Have we reached a similar turning point that requires the descent of a Godhead in the form of the War God, as he is described in The Revelation as well as the last Avatar of Vishnu?
‘There are moments when the Spirit moves among men and the breath of the Lord is abroad upon the waters of our being; there are others when it retires and men are left to act in the strength or the weakness of their own egoism. The first are periods when even a little effort produces great results and changes destiny; the second are spaces of time when much labour goes to the making of a little result. It is true that the latter may prepare the former, may be the little smoke of sacrifice going up to heaven which calls down the rain of God's bounty.‘Unhappy is the man or the nation which, when the divine moment arrives, is found sleeping or unprepared to use it, because the lamp has not been kept trimmed for the welcome and the ears are sealed to the call.
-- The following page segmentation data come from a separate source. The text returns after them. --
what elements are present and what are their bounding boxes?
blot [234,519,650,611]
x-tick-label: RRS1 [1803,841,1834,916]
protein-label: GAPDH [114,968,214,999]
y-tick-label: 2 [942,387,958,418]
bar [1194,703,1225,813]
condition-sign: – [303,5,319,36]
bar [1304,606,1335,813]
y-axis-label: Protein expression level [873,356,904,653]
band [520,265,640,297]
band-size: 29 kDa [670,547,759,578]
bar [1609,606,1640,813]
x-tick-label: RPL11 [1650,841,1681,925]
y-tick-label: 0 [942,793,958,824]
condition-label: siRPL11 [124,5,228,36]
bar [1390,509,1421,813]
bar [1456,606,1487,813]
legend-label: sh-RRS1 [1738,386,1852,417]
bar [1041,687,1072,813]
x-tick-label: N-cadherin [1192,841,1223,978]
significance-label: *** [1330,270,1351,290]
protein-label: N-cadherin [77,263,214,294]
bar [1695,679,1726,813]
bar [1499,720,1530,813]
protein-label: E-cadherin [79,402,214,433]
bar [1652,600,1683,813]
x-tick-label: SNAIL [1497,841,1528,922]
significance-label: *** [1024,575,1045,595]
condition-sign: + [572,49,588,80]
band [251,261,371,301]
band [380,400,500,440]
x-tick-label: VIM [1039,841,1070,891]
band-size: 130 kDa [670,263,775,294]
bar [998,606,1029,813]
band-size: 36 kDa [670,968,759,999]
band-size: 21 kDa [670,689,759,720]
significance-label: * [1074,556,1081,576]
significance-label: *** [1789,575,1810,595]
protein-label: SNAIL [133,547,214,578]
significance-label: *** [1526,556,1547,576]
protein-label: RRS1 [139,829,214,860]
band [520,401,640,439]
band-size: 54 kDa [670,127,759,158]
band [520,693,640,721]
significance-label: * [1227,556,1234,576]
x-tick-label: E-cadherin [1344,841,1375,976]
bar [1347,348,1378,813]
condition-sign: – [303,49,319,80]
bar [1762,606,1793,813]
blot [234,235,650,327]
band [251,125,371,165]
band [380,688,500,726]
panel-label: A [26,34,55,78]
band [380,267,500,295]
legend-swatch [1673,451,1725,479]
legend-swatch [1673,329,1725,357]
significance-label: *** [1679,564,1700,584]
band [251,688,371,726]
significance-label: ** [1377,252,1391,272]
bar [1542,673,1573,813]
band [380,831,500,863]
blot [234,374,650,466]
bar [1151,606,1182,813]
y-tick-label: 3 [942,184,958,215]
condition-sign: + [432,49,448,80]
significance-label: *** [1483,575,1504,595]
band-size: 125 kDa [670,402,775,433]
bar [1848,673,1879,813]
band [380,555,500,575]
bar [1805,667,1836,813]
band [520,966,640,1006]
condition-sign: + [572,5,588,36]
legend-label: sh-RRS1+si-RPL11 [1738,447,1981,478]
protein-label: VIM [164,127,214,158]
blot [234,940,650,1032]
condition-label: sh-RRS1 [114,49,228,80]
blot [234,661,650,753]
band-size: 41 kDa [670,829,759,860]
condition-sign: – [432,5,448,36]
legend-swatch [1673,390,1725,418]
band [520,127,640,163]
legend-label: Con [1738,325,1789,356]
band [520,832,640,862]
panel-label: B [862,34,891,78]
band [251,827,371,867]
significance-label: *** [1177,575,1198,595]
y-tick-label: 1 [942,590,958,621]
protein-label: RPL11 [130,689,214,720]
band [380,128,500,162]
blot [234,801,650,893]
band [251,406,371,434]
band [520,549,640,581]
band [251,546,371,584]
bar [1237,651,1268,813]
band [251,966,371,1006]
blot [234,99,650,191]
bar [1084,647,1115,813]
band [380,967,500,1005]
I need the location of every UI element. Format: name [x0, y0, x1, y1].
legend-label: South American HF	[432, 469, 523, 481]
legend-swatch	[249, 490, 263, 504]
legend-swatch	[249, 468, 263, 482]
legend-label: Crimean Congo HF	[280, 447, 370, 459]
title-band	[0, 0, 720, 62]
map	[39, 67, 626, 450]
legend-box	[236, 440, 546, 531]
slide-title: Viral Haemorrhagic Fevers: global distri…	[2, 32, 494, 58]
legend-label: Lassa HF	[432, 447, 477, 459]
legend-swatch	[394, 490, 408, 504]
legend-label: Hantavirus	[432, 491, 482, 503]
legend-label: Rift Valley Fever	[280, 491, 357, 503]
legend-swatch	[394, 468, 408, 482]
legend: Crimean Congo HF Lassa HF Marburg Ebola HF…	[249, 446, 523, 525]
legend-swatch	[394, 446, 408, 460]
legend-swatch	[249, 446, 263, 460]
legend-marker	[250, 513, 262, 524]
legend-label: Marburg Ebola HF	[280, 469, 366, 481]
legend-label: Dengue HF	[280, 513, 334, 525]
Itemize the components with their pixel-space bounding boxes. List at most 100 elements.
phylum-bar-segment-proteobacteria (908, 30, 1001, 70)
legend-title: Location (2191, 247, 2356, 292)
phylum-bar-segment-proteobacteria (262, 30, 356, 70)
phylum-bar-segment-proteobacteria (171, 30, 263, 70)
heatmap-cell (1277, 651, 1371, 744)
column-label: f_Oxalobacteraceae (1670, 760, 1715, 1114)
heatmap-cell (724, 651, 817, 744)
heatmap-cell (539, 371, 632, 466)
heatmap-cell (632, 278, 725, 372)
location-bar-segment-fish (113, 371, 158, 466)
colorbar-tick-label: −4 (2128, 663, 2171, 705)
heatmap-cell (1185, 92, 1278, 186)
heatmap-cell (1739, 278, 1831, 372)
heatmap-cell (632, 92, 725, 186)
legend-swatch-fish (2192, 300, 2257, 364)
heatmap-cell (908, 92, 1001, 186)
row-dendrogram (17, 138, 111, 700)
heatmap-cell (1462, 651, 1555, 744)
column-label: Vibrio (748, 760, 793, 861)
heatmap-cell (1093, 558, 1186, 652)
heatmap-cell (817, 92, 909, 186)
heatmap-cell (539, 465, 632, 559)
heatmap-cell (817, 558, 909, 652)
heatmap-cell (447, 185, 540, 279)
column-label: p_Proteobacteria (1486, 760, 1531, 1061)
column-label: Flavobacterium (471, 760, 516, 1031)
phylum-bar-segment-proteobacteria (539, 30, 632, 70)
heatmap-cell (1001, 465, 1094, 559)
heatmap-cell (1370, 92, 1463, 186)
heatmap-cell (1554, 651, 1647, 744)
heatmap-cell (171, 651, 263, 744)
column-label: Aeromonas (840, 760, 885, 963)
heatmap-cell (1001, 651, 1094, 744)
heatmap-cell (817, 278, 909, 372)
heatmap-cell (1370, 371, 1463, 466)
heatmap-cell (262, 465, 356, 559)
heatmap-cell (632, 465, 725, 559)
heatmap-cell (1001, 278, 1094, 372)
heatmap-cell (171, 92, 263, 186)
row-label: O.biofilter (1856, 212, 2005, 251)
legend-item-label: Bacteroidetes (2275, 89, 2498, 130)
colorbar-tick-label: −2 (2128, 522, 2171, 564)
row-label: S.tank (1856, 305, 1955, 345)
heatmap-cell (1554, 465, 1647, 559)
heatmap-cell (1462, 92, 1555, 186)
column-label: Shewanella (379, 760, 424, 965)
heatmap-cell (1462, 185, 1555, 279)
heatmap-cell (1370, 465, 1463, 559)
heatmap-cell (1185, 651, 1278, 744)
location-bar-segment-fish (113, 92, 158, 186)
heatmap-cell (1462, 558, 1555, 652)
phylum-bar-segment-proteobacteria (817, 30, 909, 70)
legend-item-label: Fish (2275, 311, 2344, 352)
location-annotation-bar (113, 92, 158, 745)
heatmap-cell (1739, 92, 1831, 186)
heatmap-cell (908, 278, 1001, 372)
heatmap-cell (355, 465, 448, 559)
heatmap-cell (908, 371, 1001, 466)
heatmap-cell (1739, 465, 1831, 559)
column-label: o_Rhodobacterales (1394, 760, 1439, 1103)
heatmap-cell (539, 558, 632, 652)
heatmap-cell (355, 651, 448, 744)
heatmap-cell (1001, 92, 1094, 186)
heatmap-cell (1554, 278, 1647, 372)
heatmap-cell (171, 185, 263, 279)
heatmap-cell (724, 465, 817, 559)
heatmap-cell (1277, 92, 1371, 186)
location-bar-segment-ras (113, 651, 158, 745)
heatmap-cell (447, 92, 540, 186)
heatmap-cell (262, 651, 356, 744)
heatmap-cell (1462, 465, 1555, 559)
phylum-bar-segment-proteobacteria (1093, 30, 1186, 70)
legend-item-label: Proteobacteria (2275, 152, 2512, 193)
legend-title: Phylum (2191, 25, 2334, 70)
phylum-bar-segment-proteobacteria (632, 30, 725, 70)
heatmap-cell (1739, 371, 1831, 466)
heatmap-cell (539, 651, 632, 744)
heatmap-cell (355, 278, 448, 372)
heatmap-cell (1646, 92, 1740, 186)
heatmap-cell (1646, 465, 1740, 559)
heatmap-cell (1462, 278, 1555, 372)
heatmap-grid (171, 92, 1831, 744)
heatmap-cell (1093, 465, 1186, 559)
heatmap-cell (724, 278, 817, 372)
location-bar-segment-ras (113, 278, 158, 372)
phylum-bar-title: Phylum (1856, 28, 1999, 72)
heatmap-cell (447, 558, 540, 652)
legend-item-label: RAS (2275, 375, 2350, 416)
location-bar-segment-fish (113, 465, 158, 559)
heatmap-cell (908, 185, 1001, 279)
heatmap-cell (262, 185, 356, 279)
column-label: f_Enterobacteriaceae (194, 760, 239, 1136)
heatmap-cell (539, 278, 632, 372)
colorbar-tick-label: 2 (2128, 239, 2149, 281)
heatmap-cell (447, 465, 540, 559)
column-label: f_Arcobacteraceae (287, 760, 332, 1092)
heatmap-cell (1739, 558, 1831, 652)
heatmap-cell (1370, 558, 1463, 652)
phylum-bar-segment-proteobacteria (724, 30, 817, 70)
But thrice woe to them who are strong and ready, yet waste the force or misuse the moment; for them is irreparable loss or a great destruction.‘In the hour of God cleanse thy soul of all self-deceit and hypocrisy and vain self-flattering that thou mayst look straight into thy spirit and hear that which summons it. All insincerity of nature, once thy defense against the eye of the Master and the light of the ideal, becomes now a gap in thy armour and invites the blow. Even if thou conquer for the moment, it is the worse for thee, for the blow shall come afterwards and cast thee down in the midst of thy triumph. But being pure cast aside all fear; for the hour is often terrible, a fire and a whirlwind and a tempest, a treading of the winepress of the wrath of God; but he who can stand up in it on the truth of his purpose is he who shall stand; even though he fall, he shall rise again, even though he seem to pass on the wings of the wind, he shall return. Nor let worldly prudence whisper too closely in thy ear; for it is the hour of the unexpected, the incalculable, the immeasurable.